After the war, American comics became available in Australia again but, in order to preserve precious foreign exchange, they were printed in Australia from Photostats of the original black and white American artwork.
Local editions of DC (Batman, Superman etc.) and Disney titles were reprinted in full colour, but the Fawcett titles (Captain Marvel, Bulletman etc.) were, excepting the covers, printed in black and white on cheap pink or pale grey newsprint stock in order to save money. As a further economy measure, Fawcett printed their comics in landscape format, with two reduced comic pages side by side on each page.
One interesting spin-off of all this was that, in order to preserve Australian traditions, these locally printed editions had the American dialogue balloons retouched so that the words conformed to the accepted English spelling; e.g, “color” became “colour” and “theater” became “theatre”. Fawcett sometimes went even further by changing the names of American cities to Australian cities.

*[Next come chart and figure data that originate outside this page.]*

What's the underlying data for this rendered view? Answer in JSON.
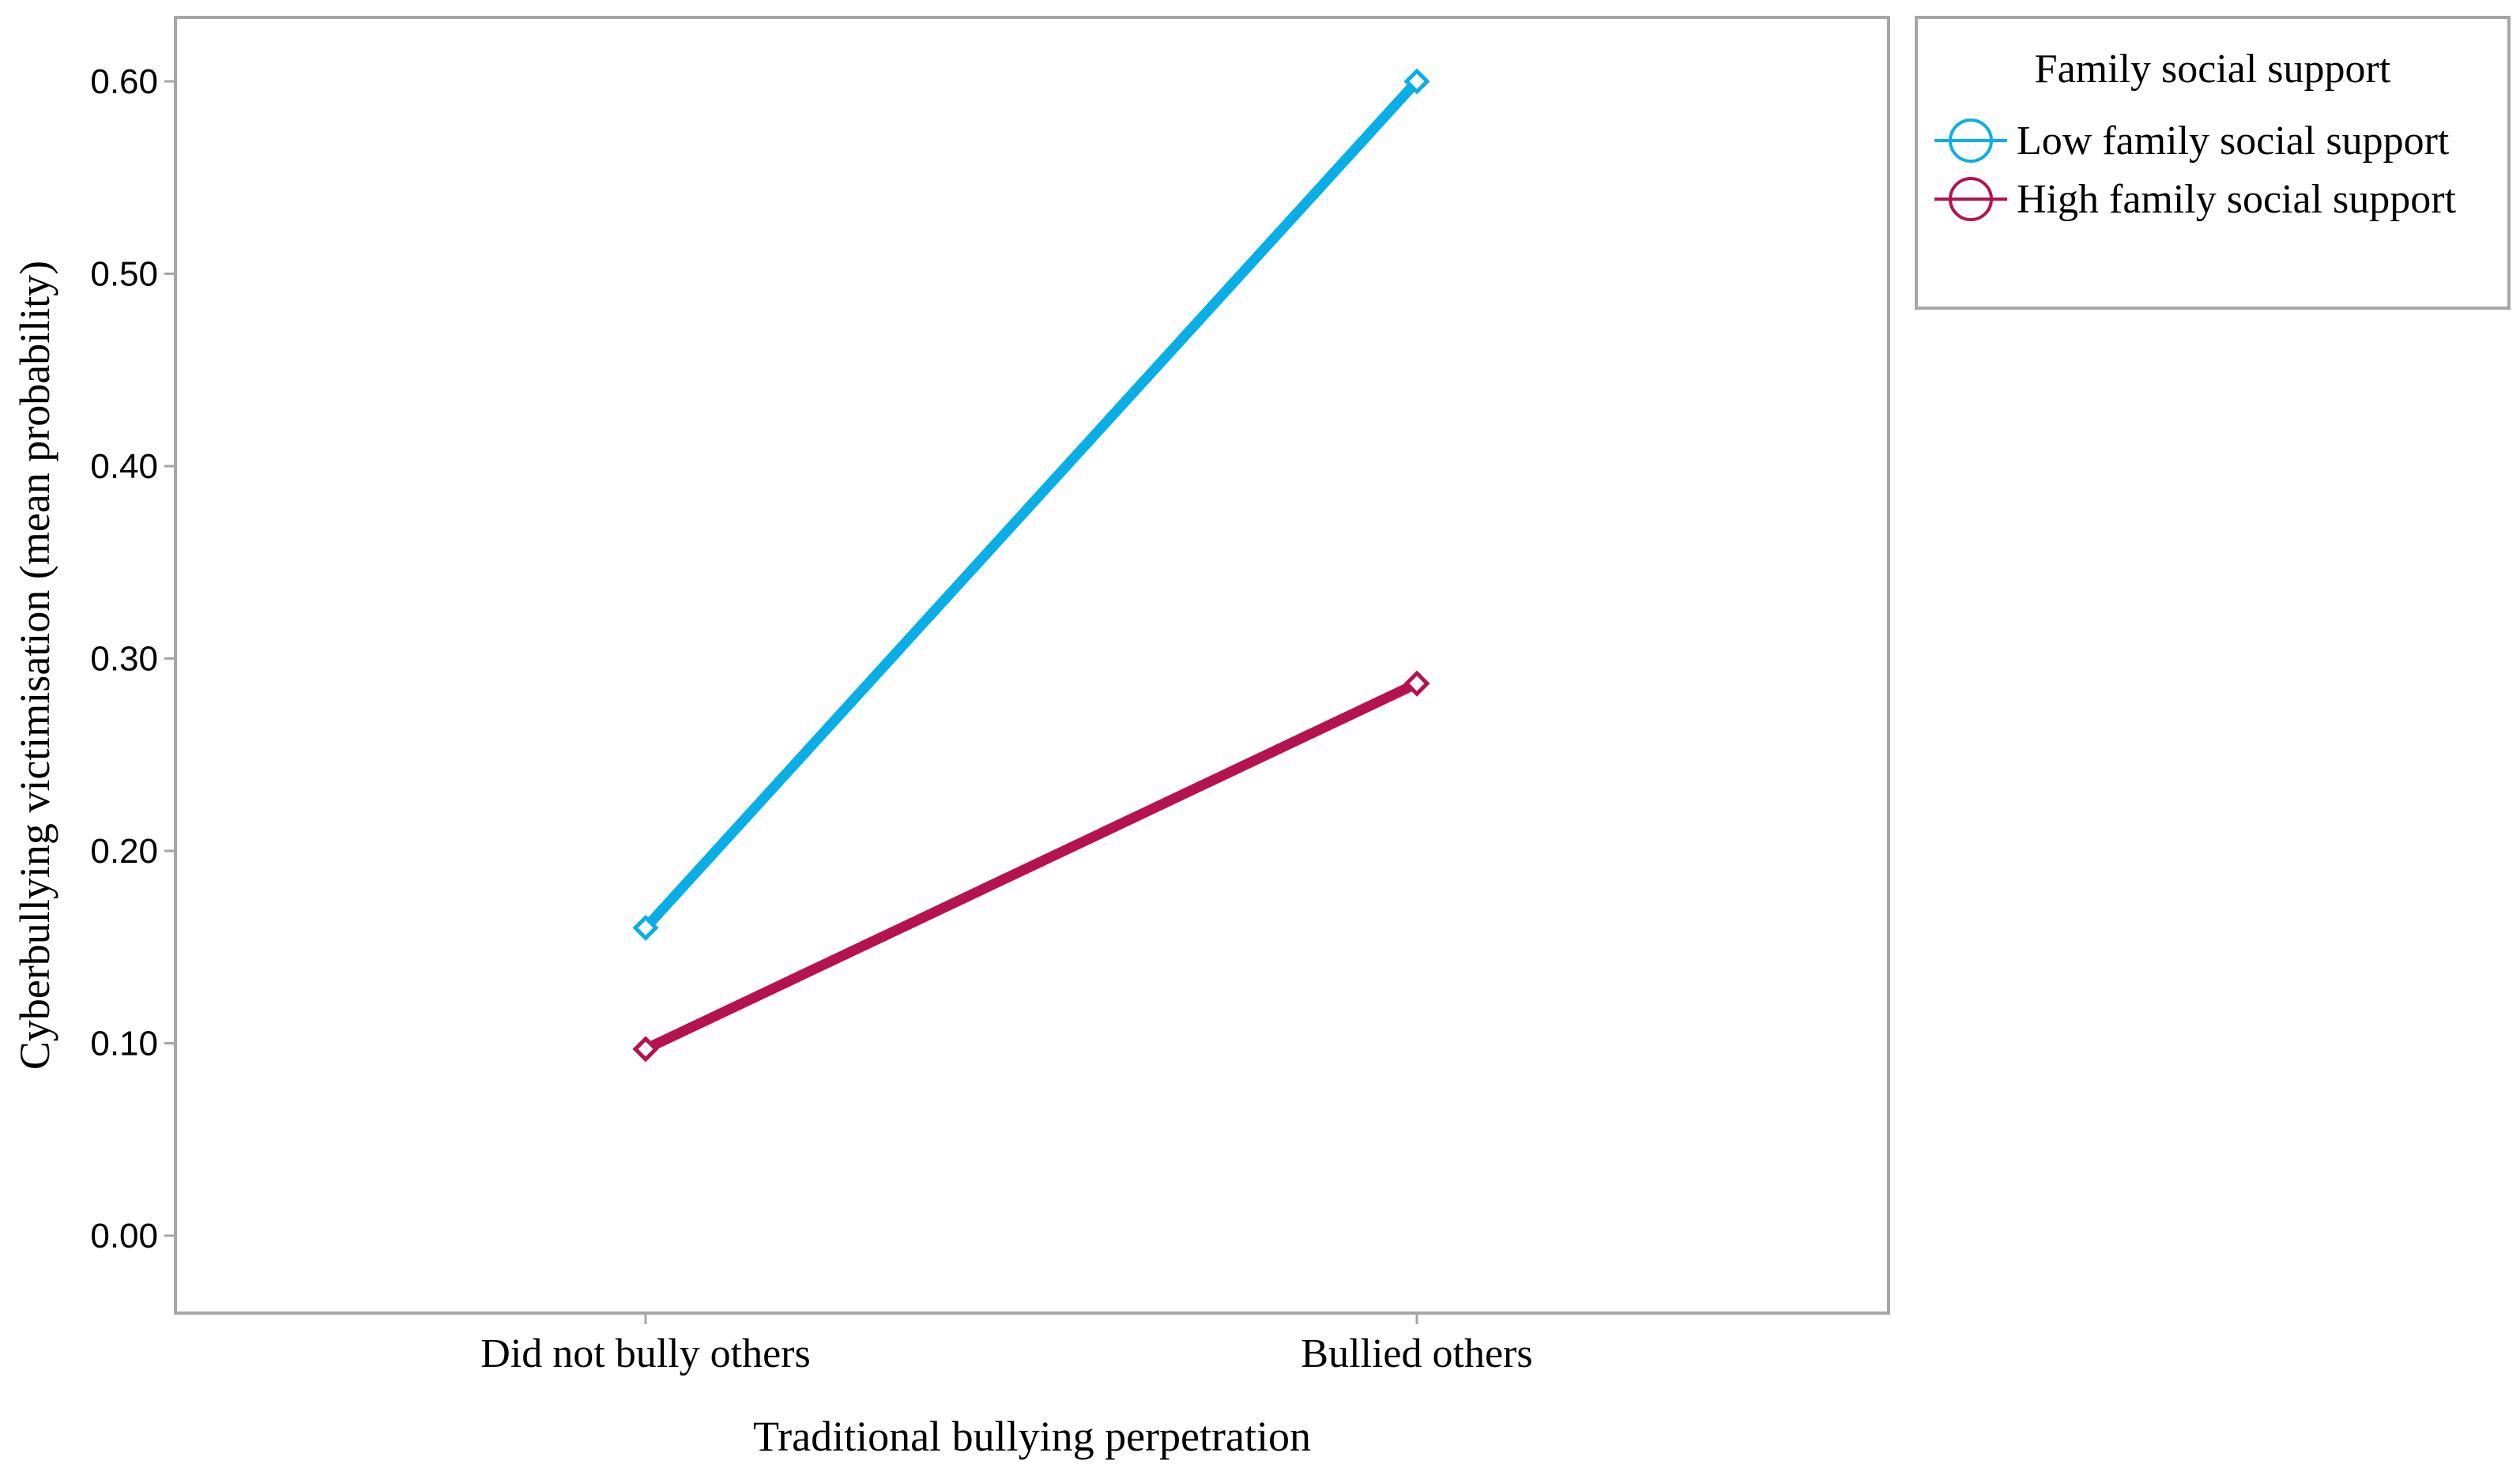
{
  "chart_data": {
    "type": "line",
    "xlabel": "Traditional bullying perpetration",
    "ylabel": "Cyberbullying victimisation (mean probability)",
    "categories": [
      "Did not bully others",
      "Bullied others"
    ],
    "ylim": [
      0,
      0.6
    ],
    "yticks": [
      "0.00",
      "0.10",
      "0.20",
      "0.30",
      "0.40",
      "0.50",
      "0.60"
    ],
    "grid": false,
    "legend": {
      "title": "Family social support",
      "placement": "right-top"
    },
    "series": [
      {
        "name": "Low family social support",
        "values": [
          0.16,
          0.6
        ],
        "color": "#0aaee6"
      },
      {
        "name": "High family social support",
        "values": [
          0.097,
          0.287
        ],
        "color": "#b5124f"
      }
    ]
  }
}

Even as children, we knew what was going on, because the alterations were so crudely lettered.
This reached the height of absurdity with the attempt to “Australianise” the September 1949 American issue of Master Comics, which depicted Captain Marvel Jr. attempting to recover the stolen Statue of Liberty.

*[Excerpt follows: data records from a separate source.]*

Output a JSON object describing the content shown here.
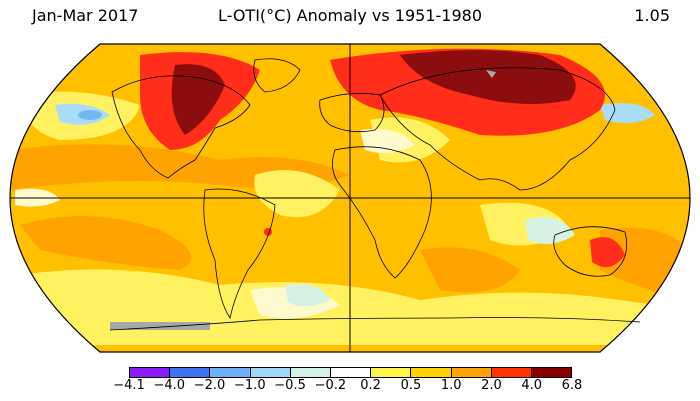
{
  "header": {
    "period": "Jan-Mar 2017",
    "title": "L-OTI(°C) Anomaly vs 1951-1980",
    "global_mean": "1.05"
  },
  "legend": {
    "ticks": [
      "−4.1",
      "−4.0",
      "−2.0",
      "−1.0",
      "−0.5",
      "−0.2",
      "0.2",
      "0.5",
      "1.0",
      "2.0",
      "4.0",
      "6.8"
    ],
    "colors": [
      "#8a1aff",
      "#3f76f0",
      "#6db0f7",
      "#9dd9f7",
      "#d4f1e9",
      "#ffffff",
      "#fff54d",
      "#ffd200",
      "#ffa300",
      "#ff3300",
      "#8a0000"
    ]
  },
  "map": {
    "projection": "Robinson",
    "colors": {
      "ocean_base": "#ffc000",
      "orange": "#ffa300",
      "light_orange": "#ffb200",
      "yellow": "#fff160",
      "pale": "#fffacd",
      "light_blue": "#a9dcf6",
      "mid_blue": "#74b6f2",
      "mint": "#d7f2e4",
      "red": "#ff2d1a",
      "dark_red": "#8b0d0d",
      "gray_missing": "#a8a8a8"
    }
  }
}
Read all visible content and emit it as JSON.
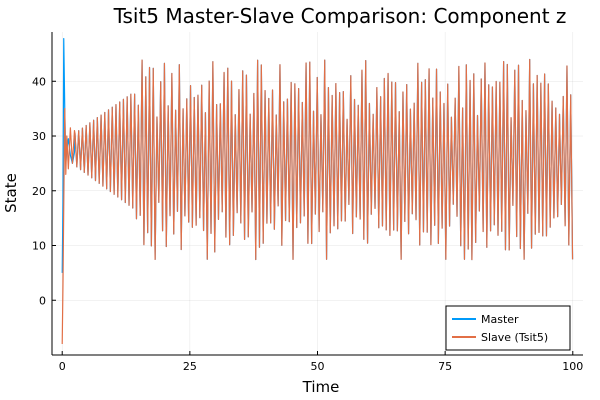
{
  "chart_data": {
    "type": "line",
    "title": "Tsit5 Master-Slave Comparison: Component z",
    "xlabel": "Time",
    "ylabel": "State",
    "xlim": [
      -2,
      102
    ],
    "ylim": [
      -10,
      49
    ],
    "xticks": [
      0,
      25,
      50,
      75,
      100
    ],
    "yticks": [
      0,
      10,
      20,
      30,
      40
    ],
    "grid": true,
    "legend_position": "bottom-right",
    "series": [
      {
        "name": "Master",
        "color": "#009af9"
      },
      {
        "name": "Slave (Tsit5)",
        "color": "#e26f46"
      }
    ],
    "transient": {
      "master": [
        [
          0,
          5
        ],
        [
          0.15,
          18
        ],
        [
          0.3,
          47.8
        ],
        [
          0.5,
          35
        ],
        [
          0.7,
          25
        ],
        [
          0.9,
          27.5
        ],
        [
          1.2,
          29.5
        ],
        [
          1.6,
          26.5
        ],
        [
          2.0,
          25
        ],
        [
          2.4,
          27
        ]
      ],
      "slave": [
        [
          0,
          -8
        ],
        [
          0.15,
          3
        ],
        [
          0.3,
          17
        ],
        [
          0.5,
          35
        ],
        [
          0.7,
          23
        ],
        [
          0.9,
          30
        ],
        [
          1.2,
          24
        ],
        [
          1.6,
          31.5
        ],
        [
          2.0,
          25
        ],
        [
          2.4,
          31
        ]
      ]
    },
    "oscillation": {
      "t_start": 2.5,
      "t_end": 100,
      "period": 0.73,
      "growth_end": 14,
      "early_center": 27.5,
      "early_amplitude": 3,
      "final_peak": 44,
      "final_trough": 6.5
    }
  }
}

For the Australian edition (which was published in September 1950), the cover was redrawn to fit Fawcett’s landscape layout, and the photograph of the Statue of Liberty was replaced by one of the Sydney Harbor Bridge (see attached drawings). Inside, some poor local hack artist had to retouch all the Photostatted drawings to remove the Statue and insert the Harbor Bridge instead. It was a total disaster. We all laughed at the clumsiness of the drawings, and the total disparity in size and layout of the two objects, which failed miserably to render the idea convincingly.
I only wish I could find a copy of either comic! I don’t remember any further attempts to “correct” the American comics on such a scale.